Sleep Deprivation which is a problem over a long period of time should be addressed by a sleep disorder physician. As we have discussed sleep deprivation sleep disorder can be caused by conditions which are not related to specific sleep disorders which include your lifestyle, medicines you may be taking or an unrelated medical condition. Certainly it may be caused by one of the specific sleep disorders we have referenced above which include: sleep apnea, insomnia, sleep paralysis, snoring, nightmares, restless leg syndrome, REM sleep disorder, narcolepsy, sleepwalking and hypersomnia you should see a sleep doctor trained to treat those disorders. Furthermore, even if your sleep deprivation is related to lifestyle, medicines or non-sleep and the impact on your well-being is significant, you should also seek medical advice and possible treatment. Treatment is essential to your good health. Sleep deprivation can have a negative impact on your physical and mental stability, lifestyle choices and emotional disorders; it may be hard to identify exactly what is disrupting your sleep.

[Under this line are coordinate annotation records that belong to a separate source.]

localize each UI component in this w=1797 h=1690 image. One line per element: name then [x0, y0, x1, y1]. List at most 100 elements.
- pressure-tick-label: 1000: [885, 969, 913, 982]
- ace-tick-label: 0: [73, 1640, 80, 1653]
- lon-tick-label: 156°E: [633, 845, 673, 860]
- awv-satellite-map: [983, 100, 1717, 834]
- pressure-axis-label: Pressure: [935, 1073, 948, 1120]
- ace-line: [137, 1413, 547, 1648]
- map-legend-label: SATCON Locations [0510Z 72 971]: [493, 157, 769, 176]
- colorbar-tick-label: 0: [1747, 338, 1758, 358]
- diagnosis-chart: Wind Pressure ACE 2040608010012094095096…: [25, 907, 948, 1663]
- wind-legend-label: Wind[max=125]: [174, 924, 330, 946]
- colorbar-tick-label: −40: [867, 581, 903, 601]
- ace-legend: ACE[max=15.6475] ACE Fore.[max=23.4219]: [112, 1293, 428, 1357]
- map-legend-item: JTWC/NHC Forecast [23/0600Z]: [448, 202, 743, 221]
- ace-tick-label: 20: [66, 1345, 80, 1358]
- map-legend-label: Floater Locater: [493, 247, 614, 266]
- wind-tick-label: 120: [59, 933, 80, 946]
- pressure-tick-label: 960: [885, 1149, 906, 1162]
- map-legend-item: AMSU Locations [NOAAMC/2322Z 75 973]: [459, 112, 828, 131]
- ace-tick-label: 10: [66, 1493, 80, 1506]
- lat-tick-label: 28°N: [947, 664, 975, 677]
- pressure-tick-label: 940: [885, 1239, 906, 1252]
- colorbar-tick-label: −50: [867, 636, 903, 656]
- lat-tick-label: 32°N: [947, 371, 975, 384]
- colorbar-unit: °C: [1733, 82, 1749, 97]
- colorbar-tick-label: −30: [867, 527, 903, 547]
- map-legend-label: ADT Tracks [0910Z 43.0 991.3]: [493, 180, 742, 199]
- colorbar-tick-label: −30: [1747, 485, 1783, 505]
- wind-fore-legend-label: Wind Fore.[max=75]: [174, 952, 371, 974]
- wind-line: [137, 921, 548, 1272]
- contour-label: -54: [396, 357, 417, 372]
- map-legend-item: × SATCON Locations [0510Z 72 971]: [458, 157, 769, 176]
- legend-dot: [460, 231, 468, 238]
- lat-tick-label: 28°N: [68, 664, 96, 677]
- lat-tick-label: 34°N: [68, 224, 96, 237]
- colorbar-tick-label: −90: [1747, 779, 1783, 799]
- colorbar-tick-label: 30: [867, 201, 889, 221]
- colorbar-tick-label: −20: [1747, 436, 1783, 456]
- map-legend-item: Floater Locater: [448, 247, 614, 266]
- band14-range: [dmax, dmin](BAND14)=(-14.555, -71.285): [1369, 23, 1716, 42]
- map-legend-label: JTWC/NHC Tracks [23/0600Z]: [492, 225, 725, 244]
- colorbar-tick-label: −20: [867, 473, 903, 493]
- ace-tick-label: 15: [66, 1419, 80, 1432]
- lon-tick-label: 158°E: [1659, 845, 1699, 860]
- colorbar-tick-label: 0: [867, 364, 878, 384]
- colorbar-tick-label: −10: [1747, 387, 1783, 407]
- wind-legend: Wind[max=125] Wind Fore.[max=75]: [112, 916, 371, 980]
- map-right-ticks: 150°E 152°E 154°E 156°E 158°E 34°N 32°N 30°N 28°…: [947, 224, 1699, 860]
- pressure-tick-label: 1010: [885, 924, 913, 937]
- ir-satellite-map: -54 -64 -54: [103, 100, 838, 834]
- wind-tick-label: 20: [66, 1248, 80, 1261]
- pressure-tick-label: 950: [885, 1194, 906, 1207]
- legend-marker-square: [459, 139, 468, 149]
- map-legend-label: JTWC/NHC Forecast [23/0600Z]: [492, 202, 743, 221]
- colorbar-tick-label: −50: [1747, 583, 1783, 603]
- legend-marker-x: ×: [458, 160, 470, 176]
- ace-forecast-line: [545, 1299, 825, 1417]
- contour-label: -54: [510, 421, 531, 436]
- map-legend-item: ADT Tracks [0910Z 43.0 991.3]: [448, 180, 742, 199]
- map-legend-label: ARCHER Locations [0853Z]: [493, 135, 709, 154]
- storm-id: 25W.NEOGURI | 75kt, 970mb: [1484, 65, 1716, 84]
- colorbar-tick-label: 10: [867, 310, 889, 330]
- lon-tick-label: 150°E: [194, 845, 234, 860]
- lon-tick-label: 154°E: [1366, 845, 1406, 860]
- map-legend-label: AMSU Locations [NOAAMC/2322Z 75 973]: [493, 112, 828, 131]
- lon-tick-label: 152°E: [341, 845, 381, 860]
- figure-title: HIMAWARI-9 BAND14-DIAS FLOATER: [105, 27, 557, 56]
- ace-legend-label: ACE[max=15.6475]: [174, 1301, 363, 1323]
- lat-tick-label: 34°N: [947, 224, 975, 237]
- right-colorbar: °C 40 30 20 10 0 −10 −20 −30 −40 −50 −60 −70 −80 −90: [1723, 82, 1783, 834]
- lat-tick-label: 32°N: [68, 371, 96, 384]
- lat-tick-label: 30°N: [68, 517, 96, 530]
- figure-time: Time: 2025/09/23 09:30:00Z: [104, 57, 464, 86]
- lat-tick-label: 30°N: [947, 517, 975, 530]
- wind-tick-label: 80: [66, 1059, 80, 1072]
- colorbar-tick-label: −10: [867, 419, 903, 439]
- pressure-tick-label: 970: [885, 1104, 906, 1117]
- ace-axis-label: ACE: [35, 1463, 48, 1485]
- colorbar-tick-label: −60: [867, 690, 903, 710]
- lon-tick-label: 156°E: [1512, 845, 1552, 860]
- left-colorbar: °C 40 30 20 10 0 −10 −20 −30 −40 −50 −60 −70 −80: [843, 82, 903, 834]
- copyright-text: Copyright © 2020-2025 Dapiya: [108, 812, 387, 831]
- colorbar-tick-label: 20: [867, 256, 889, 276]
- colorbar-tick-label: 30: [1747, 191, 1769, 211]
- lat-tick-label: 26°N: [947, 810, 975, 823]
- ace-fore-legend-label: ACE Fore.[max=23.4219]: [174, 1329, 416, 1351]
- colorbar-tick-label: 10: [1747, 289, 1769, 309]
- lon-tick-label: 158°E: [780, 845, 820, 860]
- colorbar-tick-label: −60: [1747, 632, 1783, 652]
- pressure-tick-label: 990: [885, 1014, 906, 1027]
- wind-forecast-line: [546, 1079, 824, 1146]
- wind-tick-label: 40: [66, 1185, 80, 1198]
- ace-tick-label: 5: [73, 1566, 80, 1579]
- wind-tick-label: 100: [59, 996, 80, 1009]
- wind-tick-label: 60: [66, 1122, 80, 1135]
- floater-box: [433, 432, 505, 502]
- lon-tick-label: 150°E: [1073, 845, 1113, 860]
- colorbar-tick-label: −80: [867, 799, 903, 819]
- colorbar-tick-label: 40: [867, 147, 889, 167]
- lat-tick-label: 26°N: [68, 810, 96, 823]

In diagnosing you, your doctor will likely perform a series of tests and ask you about your lifestyle as he attempts to pinpoint the cause of your sleep deprivation. Knowing what is preventing you from falling and staying asleep, or even getting quality sleep is essential to you getting the right treatment. For example, if you are taking medications that are interfering with your sleep, your doctor may prescribe you an alternate medication. Similarly, if depression is the underlying cause of your sleep deprivation, then therapy and the right medication to treat this psychiatric disorder may help repair your sleep. When you meet with your doctor make sure to tell them if you have started to take any different medication, since this could potentially be the cause of your Sleep Deprivation. You should also tell your doctor if you have had any major changes in your life. For example if there has been a death in your family or losing your job.

Help Stop your Sleep Deprivation at Home

  • Try and make sure you get at around 7 to 8 hours of sleep a night. Sleep is very important to a healthy lifestyle.
  • Try to find out what is causing your stress, regardless if you think it’s the root cause of your Sleep Deprivation. Relieving stress can help stop diseases like Depression and other sleep disorders.